Aleix fue matriculado en el Frederic Mistral en junio de 1979 después de un tránsito misterioso y desafortunado por la Escuela Thau, en la carretera de Esplugues de Barcelona. Al igual que el Frederic Mistral, el Thau era un colegio que se reivindicaba como un centro de enseñanza moderno y creativo, que no creía en los crucifijos ni en la religión. Entre otras cosas, el Thau no te exigía estar bautizado para inscribirte. Aleix no lo estaba, pero el desconsuelo católico terminó por salpicarle. El Thau se proclamaba como un colegio laico, aunque era un tentáculo de la institución cultural del CIC (Centre d’Influència Catòlica), una fundación nacionalista y conservadora que nació en 1950 para «proteger los valores de la mujer y de la cultura catalanas». Luego el machismo tomó el relevo y por «cultura catalana» se entendió la historia financiera y empresarial de un puñado de apellidos compuestos y cuatribarrados, y de su descendencia.
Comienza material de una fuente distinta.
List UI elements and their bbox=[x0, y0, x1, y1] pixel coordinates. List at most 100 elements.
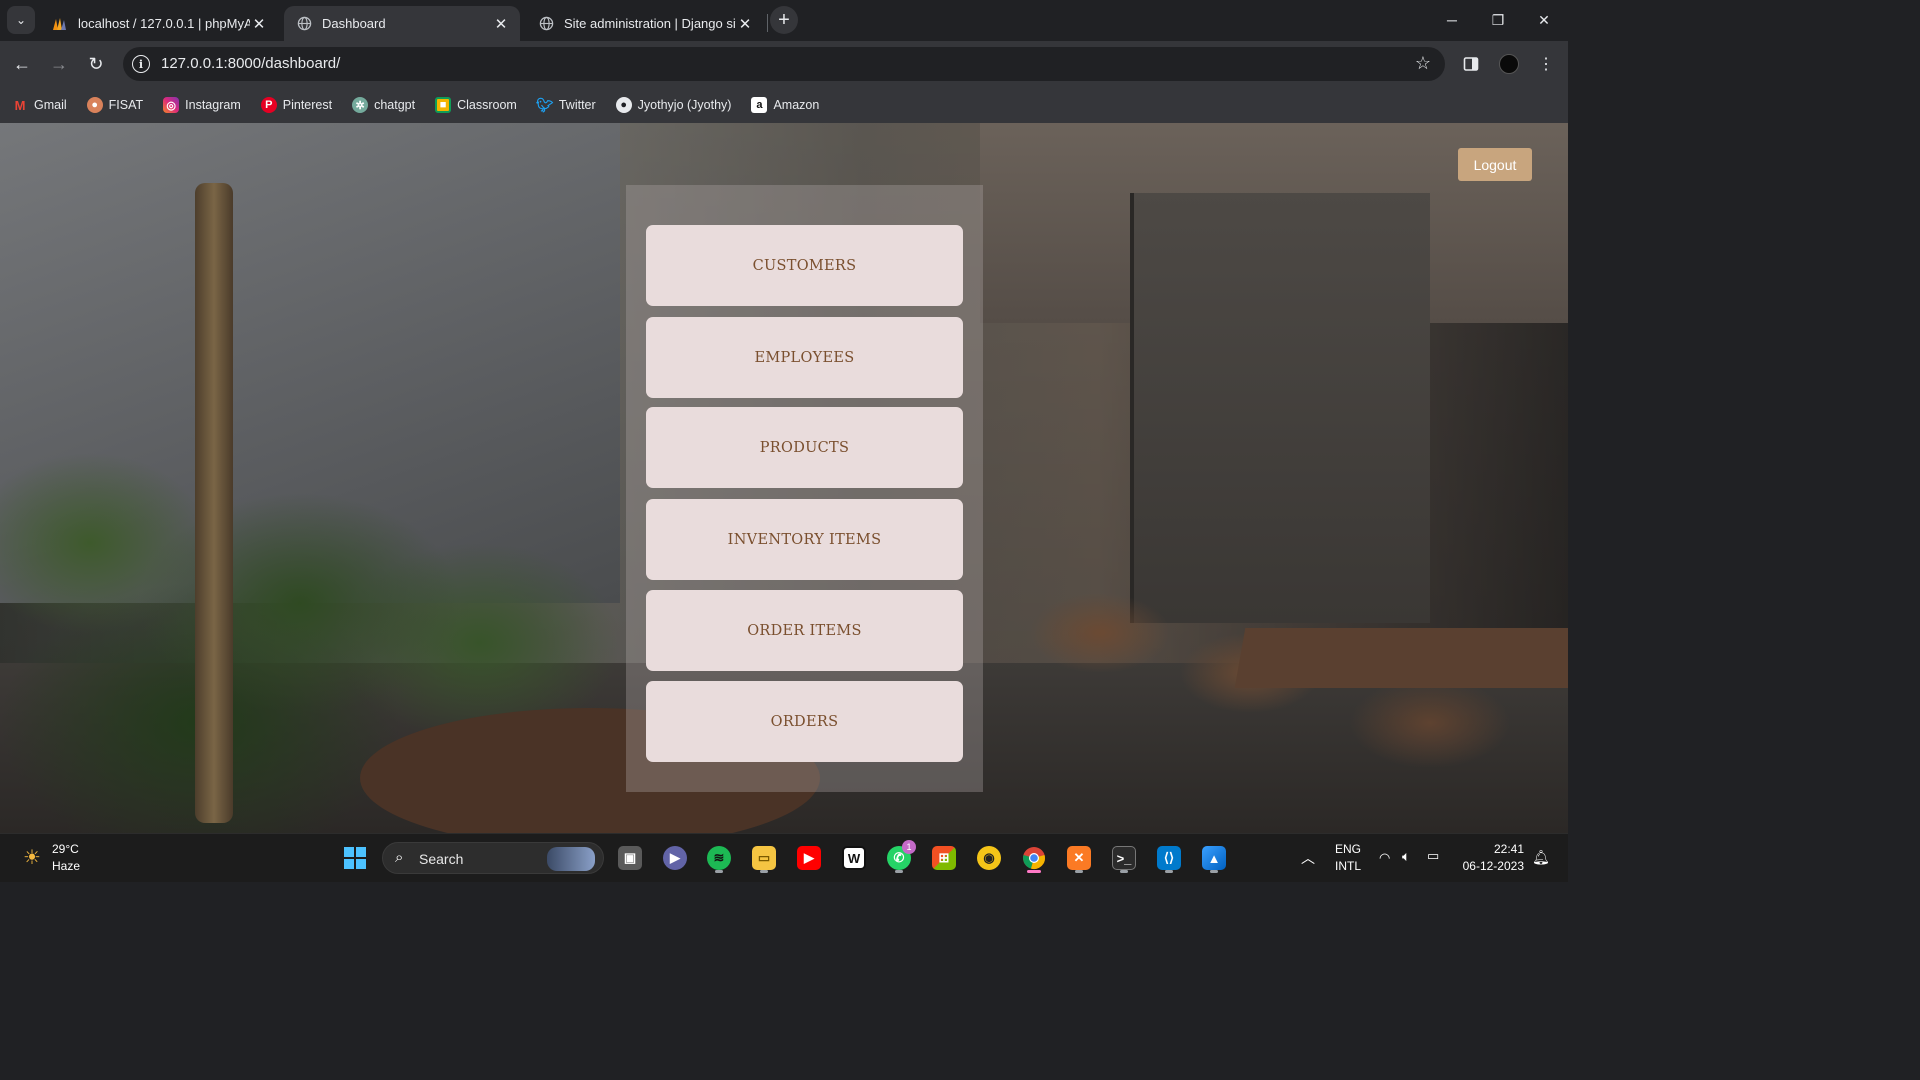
bookmark-chatgpt[interactable]: ✲ chatgpt bbox=[352, 97, 415, 113]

Si la élite catalana puede presumir de algo, es, sin duda, de la obcecación y la solvencia con que ha mantenido intactos sus dominios. La propiedad privada se ha defendido con uñas y dientes de la inmigración, y sus caciques mantienen hoy casi intacto el latifundio de sus ancestros. Es como una pista de tenis que ha mantenido sus líneas intactas durante doscientos años. Una cancha donde siempre se cantó ¡Out!

Al poco de entrar en el Thau, la tutora de Aleix convocó una reunión con Alfonso y Chisca. Les dijo que su hijo presentaba «síntomas de inmadurez» y desaconsejaba que continuara en la disciplina del colegio, donde sus padres habían planeado que estudiara la Educación General Básica. Chisca se sigue preguntando a día de hoy cómo es posible discernir «síntomas de inmadurez» en alguien de cuatro años. Lo cierto es que, ya entonces, Aleix era un niño distinto. Un niño que alternaba los síntomas de inmadurez con los de madurez en su familia, donde se creía capaz de reemplazar a su padre, y que, según parece, mostraba «síntomas de inmadurez» en el colegio, donde sería sentenciado por hablar en «lengua castellana». En unos años, acaso catorce, Aleix será expulsado del CIC, cursando COU (Curso de Orientación Universitaria), precisamente por hablar castellano en los pasillos y denunciar que las clases de lengua castellana se imparten en catalán.